There are more things being emulated than there are PV drivers for, but this is a bit outside of my point.
For KVM, the vast majority of implementations are using qemu for managing their VirtIO devices as well - https://developer.ibm.com/articles/l-virtio/ - you'll notice that IBM even discusses these paravirtual drivers directly in context of "emulating" the device. Perhaps a better way to get the intent across here would be saying qemu handles the device model.
From a performance perspective, ideally you'd want to avoid PV here too and go with sr-iov devices or passthrough.

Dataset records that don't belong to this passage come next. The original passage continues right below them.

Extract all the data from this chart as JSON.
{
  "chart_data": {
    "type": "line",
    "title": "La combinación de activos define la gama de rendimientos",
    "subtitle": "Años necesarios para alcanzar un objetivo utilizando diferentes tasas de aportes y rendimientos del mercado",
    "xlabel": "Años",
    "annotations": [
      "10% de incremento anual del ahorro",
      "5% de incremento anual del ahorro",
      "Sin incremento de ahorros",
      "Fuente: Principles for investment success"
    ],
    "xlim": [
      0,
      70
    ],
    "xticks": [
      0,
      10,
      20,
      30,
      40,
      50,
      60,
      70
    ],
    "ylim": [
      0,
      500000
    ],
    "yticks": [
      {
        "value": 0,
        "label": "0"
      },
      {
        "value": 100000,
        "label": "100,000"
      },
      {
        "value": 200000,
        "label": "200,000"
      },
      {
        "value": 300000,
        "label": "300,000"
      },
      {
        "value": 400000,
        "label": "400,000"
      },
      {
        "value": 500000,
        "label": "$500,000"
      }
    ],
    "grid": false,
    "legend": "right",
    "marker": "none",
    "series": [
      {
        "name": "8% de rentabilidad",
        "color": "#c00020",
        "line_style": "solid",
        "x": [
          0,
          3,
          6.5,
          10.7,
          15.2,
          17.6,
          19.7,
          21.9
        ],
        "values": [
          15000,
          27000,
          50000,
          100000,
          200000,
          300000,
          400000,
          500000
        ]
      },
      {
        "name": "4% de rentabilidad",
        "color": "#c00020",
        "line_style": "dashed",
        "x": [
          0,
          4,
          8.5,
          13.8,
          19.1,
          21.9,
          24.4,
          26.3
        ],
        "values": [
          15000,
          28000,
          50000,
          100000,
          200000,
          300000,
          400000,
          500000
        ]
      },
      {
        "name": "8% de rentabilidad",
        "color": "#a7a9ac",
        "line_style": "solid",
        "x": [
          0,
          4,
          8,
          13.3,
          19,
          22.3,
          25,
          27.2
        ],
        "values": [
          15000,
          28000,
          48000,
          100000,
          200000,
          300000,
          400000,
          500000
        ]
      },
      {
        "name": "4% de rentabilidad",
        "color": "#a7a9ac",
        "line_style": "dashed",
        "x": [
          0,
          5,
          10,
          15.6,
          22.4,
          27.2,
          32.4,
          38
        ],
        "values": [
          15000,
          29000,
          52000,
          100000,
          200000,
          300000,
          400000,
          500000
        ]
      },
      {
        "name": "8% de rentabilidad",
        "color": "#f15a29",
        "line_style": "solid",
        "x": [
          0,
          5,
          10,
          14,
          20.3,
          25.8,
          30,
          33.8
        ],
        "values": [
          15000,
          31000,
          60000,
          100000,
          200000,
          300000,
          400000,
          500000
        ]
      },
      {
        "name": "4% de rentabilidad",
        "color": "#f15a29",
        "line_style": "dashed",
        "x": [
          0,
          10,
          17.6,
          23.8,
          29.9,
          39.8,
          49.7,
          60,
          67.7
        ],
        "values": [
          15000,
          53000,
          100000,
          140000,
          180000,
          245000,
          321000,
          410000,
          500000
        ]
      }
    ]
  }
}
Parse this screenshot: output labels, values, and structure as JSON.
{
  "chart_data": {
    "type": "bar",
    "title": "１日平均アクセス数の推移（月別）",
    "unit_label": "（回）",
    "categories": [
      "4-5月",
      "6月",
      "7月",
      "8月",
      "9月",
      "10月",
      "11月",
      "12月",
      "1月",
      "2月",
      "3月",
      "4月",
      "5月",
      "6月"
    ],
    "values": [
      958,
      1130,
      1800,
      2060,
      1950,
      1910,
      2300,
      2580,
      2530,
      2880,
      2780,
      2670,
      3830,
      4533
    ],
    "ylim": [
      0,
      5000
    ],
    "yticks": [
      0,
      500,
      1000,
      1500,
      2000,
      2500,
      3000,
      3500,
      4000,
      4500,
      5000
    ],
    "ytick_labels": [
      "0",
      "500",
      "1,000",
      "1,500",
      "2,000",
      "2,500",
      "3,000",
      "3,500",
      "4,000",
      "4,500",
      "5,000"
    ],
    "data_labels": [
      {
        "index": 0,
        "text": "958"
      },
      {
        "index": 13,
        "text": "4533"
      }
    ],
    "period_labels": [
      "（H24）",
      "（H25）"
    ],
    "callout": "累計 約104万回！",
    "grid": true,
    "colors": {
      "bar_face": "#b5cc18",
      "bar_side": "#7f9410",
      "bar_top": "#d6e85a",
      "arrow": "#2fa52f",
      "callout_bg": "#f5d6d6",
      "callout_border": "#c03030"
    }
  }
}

If you want data colocated on the same filesystem, then put it on the same filesystem. VMs suck, nobody spins up a whole fabricated IBM-compatible PC and gaslights their executable because they want to.[1] They do it because their OS (a) doesn't have containers, (b) doesn't provide strong enough isolation between containers, or (c) the host kernel can't run their workload. (Different ISA, different syscalls, different executable format, etc.)
Anyone who has ever tried to run heavyweight VMs atop a snapshotting volume already knows the idea of "shared blocks" is a fantasy; as soon as you do one large update inside the guest the delta between your volume clones and the base snapshot grows immensely. That's why Docker et al. has a concept of layers and you describe your desired state as a series of idempotent instructions applied to those layers. That's possible because Docker operates semantically on a filesystem; much harder to do at the level of a block device.
Is the a block containing b"hello, world" part of a program's text section, or part of a user's document? You don't know, because the guest is asking you for an LBA, not a path, not modes, not an ACL, etc. - If you don't know that, the host kernel has no idea how the page should be mapped into memory. Furthermore storing the information to dedup common blocks is non-trivial: go look at the manpage for ZFS' deduplication and it is littered w/ warnings about the performance, memory, and storage implications of dealing with the dedup table.
Straight from their site. QEMU is the user space interface, KVM the kernel space driver. It’s enough to run whatever OS. That’s the point.
For libvirt: https://libvirt.org/drivers.html
They support a bunch as well.
E.g. using the firecracker jailer: https://github.com/firecracker-microvm/firecracker/blob/main...
https://learn.microsoft.com/en-us/windows/security/applicati...
Interesting. I guess we are reading a different website.